Present day scorpionflies not only visit pawpaws and other fly-pollinated flowers, they are also major scavengers of dead insects and other carrion. These harmless (they don't bite!), ancient pollinators are fun if you can find them. I'd suggest looking in the woods near the streams and ponds of High Park or near the Humber river if you are in western Toronto, or similar stream-side habitats wherever you live.

Wednesday, June 3, 2020

Carolina Allspice and Sap Beetles

Carolina Allspice, Calycanthus floridus
When I think about pollinators, beetles are not the first ones to come to mind, even though they contribute a useful B to BBBBB - Bees, Birds, Bats, Butterflies, and Beetles. But the lovely Carolina Allspice is pollinated by small, completely inconspicuous Sap Beetles.

Allspice (a.k.a. Sweetshrub or Spice Bush) is native to the U.S. east coast. Depending on who you read, it is native as far north as Virginia, or New York. The New York Flora Atlas says it is not native, but has been naturalized in Seneca County (in the Finger Lakes region) for over 50 years where it grows in the forest substory.

Allspice is a medium to large shrub which can grow from full sun to part shade. In Toronto it blooms in June. The deep purple flowers are fragrant, but quite closed up. It's thought that the fragrance imitates some of the smells of sap runs, to which the sap beetle is attracted. Beetles become trapped inside, dusted with pollen, and go on to pollinate another flower when they get out.

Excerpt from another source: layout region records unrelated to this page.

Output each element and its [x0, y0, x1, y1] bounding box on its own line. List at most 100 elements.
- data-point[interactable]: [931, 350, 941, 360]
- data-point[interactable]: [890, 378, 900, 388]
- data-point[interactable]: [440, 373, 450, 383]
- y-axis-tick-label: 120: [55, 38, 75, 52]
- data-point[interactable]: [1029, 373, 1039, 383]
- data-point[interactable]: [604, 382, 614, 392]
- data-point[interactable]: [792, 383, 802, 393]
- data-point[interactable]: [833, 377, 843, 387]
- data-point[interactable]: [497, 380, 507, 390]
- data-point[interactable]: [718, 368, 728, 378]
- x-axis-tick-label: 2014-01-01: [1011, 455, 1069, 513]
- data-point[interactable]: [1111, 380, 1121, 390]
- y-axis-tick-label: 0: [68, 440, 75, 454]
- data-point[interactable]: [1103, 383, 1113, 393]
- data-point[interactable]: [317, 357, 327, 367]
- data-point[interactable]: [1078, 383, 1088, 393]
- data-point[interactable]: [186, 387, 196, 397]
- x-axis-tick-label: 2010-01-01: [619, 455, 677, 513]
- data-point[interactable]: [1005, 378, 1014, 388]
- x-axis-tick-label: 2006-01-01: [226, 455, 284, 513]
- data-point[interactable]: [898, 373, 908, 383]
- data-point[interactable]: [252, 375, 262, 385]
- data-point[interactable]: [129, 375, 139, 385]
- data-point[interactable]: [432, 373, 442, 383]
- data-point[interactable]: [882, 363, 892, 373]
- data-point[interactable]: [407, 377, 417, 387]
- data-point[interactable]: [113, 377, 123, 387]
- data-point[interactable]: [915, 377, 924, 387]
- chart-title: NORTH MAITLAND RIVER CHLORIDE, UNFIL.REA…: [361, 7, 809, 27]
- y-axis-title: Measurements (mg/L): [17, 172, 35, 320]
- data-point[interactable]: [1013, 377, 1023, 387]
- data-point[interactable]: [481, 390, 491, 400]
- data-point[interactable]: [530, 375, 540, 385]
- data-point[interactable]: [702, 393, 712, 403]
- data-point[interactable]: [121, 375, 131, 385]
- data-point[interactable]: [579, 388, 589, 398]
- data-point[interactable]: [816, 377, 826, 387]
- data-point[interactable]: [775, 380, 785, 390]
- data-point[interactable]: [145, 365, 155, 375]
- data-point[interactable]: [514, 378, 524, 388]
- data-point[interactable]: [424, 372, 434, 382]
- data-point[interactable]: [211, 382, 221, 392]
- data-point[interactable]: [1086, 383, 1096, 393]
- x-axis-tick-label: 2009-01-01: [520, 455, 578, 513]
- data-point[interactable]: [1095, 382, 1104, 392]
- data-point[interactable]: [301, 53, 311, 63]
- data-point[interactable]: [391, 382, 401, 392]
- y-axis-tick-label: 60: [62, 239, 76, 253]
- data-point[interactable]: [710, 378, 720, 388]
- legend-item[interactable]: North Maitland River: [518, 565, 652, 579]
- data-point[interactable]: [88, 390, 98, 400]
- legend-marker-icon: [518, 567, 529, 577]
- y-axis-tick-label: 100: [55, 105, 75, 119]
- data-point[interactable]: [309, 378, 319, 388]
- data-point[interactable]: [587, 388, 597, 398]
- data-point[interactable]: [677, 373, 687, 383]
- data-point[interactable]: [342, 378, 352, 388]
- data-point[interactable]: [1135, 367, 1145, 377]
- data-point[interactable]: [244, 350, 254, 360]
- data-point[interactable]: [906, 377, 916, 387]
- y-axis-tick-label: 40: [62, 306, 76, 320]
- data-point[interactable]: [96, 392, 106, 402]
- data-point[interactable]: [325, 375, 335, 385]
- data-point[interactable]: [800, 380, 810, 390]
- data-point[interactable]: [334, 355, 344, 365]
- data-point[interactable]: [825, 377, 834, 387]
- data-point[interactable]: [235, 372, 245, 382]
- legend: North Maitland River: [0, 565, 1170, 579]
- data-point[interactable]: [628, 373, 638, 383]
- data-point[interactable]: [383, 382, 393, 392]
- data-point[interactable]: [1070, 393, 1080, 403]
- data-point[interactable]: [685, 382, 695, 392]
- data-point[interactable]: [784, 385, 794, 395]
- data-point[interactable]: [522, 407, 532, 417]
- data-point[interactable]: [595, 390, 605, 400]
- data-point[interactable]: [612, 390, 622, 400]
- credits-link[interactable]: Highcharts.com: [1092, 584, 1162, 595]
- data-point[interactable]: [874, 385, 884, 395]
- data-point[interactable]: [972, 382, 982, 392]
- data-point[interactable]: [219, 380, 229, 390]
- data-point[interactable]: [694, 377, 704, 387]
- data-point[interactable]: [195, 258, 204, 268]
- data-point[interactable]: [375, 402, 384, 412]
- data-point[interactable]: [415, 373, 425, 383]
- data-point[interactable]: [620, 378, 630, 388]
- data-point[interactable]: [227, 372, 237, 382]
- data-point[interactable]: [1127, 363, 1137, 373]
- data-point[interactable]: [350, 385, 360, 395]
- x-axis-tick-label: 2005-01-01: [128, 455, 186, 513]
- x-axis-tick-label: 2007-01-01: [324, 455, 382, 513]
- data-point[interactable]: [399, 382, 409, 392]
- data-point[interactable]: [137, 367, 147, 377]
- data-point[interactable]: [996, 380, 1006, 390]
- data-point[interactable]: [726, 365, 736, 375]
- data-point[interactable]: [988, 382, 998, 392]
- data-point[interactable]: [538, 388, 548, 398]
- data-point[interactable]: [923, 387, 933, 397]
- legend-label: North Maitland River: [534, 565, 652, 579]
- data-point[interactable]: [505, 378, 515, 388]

Allspice is part of a large group of species related to the magnolias, known as the magnoliids, which includes magnolias, nutmeg, bay laurel, cinnamon, avocado, black pepper, tulip tree and many others. Note how many of these we use as spices? Beetle-attracting fragrance is a feature of many magnolliids, which evolved about 145 million years ago. Bees didn't arrive on the scene until about 100 million years ago, so many magnoliids used beetles which had already been around for a long time. For example, beetles, thrips and flies are nutmeg pollinators.

Allspice's alternate name, spice bush, is shared with another native plant, Lindera benzoin. Both have aromatic bark and were used in indigenous medicine and cooking. Read more about Lindera in my blog about native swallowtail plants.  Lindera is in the same family as Allspice, so confusing the two is not uncommon. We've planted both kinds of spicebush in Kathy's Grove, our native plant pollinator garden in downtown Toronto.